Yellen: Inflation? 'Expect That to End' in Second Half of 2022

By Susan Jones | October 25, 2021 | 5:23am EDT
Grocery shopping in South Burlington, Vermont. (Photo by Robert Nickelsberg/Getty Images)
Grocery shopping in South Burlington, Vermont. (Photo by Robert Nickelsberg/Getty Images)

( - Treasury Secretary Janet Yellen continues to insist that price inflation -- food, fuel, and all the rest -- is temporary:

"Americans haven't seen inflation like we have experienced recently in a long time. But as we get back to normal, expect that to end," Yellen told CNN's "State of the Union" on Sunday. She said she expects "improvement" by the "second half of next year."

According to Yellen:

The COVID crisis markedly diminished spending on services and caused a reallocation of spending toward goods. And the supply of goods to Americans has increased substantially, but there's still pressure there.

And there are shutdowns and COVID impacts in Asia where we import many goods from. And so we're experiencing a lot of supply bottlenecks. There's a shortage of semiconductors. And that's pushed up the prices of used cars and caused a reduction in production of new cars.

And this is temporary pains that result from a COVID economy and getting beyond it.
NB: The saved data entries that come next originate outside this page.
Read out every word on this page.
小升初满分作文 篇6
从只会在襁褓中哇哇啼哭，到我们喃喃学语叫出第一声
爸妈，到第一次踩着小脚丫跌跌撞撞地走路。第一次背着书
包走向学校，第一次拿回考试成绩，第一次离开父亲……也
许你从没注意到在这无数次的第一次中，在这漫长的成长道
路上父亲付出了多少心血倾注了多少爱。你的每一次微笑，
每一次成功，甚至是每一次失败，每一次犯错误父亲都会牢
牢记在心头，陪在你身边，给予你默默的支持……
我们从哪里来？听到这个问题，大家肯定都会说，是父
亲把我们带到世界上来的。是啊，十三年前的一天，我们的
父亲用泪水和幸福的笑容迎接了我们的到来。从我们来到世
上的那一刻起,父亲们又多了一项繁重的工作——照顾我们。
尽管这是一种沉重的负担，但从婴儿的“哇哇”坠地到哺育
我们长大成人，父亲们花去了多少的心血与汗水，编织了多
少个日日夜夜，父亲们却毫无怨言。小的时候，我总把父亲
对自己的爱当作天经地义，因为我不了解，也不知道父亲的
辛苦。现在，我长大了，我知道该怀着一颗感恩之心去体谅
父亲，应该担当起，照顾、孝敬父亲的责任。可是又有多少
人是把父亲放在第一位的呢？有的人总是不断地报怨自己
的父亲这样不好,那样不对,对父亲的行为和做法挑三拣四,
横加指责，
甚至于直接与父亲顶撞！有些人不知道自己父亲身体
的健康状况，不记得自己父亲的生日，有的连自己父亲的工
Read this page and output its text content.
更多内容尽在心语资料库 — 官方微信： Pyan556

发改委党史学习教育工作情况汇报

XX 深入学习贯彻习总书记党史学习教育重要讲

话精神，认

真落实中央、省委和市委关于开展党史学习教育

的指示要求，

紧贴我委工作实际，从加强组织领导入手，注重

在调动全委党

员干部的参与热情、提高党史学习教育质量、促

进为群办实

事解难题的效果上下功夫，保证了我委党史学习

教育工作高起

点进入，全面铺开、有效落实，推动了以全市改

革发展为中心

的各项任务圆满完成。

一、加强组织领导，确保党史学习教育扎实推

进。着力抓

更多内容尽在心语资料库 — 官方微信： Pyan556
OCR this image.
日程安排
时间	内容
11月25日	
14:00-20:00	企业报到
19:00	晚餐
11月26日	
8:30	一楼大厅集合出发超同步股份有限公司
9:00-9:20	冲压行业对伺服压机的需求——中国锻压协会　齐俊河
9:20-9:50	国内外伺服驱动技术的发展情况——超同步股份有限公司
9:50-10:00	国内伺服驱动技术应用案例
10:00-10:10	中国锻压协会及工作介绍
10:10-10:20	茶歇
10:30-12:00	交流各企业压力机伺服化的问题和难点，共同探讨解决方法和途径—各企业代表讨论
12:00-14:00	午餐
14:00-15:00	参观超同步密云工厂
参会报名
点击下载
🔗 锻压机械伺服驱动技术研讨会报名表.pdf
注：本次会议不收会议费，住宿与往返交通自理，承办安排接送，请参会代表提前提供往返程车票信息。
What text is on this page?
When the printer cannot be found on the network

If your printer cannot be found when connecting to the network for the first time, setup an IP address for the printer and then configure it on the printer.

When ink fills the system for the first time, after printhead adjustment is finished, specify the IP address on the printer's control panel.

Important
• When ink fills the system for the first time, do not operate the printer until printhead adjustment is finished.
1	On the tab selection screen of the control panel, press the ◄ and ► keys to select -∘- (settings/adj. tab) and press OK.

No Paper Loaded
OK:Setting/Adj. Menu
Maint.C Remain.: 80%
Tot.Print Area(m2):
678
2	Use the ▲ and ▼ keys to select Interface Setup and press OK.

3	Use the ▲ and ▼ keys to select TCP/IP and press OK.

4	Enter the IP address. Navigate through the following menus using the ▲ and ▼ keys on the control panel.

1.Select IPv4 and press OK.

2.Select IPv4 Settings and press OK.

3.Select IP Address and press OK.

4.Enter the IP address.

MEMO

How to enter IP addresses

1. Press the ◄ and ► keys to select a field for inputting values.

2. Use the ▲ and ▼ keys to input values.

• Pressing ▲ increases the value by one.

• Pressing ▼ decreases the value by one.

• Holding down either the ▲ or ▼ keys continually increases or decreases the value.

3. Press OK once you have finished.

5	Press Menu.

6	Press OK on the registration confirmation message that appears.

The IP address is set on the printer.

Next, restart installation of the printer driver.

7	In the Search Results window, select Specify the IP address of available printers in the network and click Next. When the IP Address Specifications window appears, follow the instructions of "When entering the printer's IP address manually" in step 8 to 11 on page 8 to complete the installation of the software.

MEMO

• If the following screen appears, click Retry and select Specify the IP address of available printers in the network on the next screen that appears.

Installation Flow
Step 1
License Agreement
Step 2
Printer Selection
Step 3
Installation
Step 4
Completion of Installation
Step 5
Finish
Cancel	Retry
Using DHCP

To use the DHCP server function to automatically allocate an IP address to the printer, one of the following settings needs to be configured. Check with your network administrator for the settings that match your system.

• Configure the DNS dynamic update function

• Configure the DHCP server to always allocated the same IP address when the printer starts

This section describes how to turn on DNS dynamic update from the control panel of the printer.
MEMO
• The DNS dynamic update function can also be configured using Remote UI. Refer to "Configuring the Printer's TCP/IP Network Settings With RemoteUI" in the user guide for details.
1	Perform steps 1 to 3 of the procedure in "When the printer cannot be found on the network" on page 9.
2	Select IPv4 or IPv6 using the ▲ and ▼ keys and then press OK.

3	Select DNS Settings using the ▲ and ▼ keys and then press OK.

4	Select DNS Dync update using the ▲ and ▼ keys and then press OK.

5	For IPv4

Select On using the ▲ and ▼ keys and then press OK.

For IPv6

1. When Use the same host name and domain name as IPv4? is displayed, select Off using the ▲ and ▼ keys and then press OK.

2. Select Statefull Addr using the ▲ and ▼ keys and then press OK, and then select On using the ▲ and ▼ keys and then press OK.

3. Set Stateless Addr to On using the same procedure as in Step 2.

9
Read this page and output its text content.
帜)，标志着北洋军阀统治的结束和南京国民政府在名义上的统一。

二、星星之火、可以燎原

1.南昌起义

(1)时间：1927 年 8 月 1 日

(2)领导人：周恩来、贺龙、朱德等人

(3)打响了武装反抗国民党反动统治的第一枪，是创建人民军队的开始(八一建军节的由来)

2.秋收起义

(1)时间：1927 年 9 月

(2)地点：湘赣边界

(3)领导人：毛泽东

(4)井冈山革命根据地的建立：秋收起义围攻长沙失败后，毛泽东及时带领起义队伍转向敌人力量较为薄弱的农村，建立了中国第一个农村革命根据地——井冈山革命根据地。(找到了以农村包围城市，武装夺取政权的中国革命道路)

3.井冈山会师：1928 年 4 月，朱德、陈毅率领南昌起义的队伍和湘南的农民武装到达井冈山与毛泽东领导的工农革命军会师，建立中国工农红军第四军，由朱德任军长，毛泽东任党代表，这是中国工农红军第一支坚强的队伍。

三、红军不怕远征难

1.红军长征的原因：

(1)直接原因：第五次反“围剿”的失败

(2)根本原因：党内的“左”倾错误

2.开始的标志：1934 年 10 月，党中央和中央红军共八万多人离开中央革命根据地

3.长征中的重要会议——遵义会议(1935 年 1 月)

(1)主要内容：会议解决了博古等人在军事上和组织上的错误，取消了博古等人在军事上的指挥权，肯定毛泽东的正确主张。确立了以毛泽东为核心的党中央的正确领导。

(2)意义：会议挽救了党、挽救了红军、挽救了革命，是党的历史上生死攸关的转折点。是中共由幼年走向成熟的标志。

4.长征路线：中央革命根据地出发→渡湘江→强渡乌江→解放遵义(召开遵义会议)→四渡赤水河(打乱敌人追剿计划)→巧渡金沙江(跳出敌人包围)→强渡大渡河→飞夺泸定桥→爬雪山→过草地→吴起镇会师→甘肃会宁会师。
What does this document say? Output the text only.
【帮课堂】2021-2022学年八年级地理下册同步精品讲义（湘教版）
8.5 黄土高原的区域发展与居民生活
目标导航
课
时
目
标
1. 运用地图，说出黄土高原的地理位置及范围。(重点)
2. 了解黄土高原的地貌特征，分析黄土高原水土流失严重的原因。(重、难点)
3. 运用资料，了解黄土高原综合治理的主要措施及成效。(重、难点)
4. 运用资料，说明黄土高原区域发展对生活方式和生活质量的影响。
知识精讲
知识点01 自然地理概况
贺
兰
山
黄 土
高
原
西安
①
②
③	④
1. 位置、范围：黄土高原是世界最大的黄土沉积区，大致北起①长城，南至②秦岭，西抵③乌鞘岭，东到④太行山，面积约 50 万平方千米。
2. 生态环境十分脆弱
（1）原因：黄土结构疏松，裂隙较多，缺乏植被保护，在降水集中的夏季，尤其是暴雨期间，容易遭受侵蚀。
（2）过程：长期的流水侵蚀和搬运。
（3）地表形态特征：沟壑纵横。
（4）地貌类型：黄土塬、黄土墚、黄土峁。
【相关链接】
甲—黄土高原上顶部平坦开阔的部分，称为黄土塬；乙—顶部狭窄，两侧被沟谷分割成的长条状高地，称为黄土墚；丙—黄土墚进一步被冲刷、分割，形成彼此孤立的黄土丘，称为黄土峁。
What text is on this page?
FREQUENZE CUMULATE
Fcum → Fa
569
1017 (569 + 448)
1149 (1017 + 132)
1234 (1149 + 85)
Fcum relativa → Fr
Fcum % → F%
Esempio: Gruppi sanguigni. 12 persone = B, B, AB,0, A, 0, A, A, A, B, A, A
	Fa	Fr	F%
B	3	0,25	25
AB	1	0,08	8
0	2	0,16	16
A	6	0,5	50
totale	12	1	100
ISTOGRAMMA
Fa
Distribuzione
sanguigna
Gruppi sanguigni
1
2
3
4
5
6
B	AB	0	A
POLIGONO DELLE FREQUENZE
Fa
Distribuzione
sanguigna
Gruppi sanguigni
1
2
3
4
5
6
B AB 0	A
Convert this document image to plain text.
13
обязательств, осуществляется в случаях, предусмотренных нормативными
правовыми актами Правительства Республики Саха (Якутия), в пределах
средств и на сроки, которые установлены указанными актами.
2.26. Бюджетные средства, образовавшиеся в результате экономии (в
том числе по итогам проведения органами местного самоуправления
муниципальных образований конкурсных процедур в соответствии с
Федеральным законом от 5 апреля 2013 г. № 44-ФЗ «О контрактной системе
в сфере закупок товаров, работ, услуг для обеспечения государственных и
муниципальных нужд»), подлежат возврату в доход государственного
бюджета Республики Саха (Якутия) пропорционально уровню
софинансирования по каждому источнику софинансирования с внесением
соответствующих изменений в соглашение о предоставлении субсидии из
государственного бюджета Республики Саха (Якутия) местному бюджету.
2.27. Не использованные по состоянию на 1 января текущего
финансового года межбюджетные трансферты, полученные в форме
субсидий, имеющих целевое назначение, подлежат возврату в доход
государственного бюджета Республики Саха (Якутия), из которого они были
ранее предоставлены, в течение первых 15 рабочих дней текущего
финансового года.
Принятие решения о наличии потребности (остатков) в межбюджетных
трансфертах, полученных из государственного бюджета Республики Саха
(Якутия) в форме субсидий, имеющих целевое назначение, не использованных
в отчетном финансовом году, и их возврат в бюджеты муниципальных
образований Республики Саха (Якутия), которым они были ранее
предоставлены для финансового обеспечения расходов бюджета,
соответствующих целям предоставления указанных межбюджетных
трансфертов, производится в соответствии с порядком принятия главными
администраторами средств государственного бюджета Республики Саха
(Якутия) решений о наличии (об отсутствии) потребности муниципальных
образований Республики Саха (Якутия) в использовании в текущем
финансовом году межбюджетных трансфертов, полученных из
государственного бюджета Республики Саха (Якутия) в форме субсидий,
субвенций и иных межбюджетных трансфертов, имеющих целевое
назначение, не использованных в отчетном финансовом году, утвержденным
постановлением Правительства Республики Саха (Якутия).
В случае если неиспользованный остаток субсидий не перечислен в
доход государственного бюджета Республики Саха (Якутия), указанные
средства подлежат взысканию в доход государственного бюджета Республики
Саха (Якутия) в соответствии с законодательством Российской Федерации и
Host Jake Tapper asked Yellen when she expects inflation to "get back to the 2 percent range, which is considered normal? 2022? 2023? When?" he asked:

"Well, I expect that to happen next year," Yellen said. "Monthly rates of inflation have already fallen substantially from the very high rates that we saw in the spring and early summer. On a 12-month basis, the inflation rate will remain high into next year because of what's already happened.

"But I expect improvement by the end of -- by the middle to end of next year, second half of next year."

Yellen disagreed with economist Larry Summers, who has warned that the U.S. is in danger of losing control of inflation:

I think he's wrong. I don't think we're about to lose control of inflation. I agree, of course, we are going through a period of inflation that's higher than Americans have seen in a long time. And it's something that's obviously a concern and worrying them. But we haven't lost control.

And, as we make further progress on the pandemic, I expect these bottlenecks to subside. Americans will return to the labor force as conditions improve. And, remember, the spending that we did that partially has caused this high demand for goods, it's been very important in making sure that the pandemic hasn't had a scarring effect on American workers.

It's given them enough income and support to get through this without -- while still being able to put food on their table and keep roofs over their heads. And when you don't hear people talking about, I'm worried about being able to get a job, remember, that's a very good impact that the rescue packages had.

And what we're talking about with infrastructure and Build Back Better, this is a relatively small amount of spending over a decade. And we need this spending to make our economy productive, to make sure that families have the support to take care of their children and to work. And it will boost labor force participation.

Tapper also asked Yellen about a "pandemic phenomenon some are now calling the Great Resignation," a reference to Americans who are not returning to their pre-pandemic jobs and are out of the labor force, at least right now:

"Well, right now, we have a very tight labor market," Yellen said. "And when the labor market is tight and Americans feel good about their ability to get another job, they're more likely to quit a job. They're getting outside job offers and taking them. And that shows up in those statistics.

"So we have a good, tight labor market. Firms are obviously having trouble hiring workers. But labor supply is depressed by the pandemic. That's because of health concerns, because of child care. And as we get beyond the pandemic, I expect labor supply to increase.

"And I -- it's good, I think, to see wages begin to rise, especially for those Americans who had the most insecure jobs and the lowest wages. And to see some improvement there is something that we should be pleased with."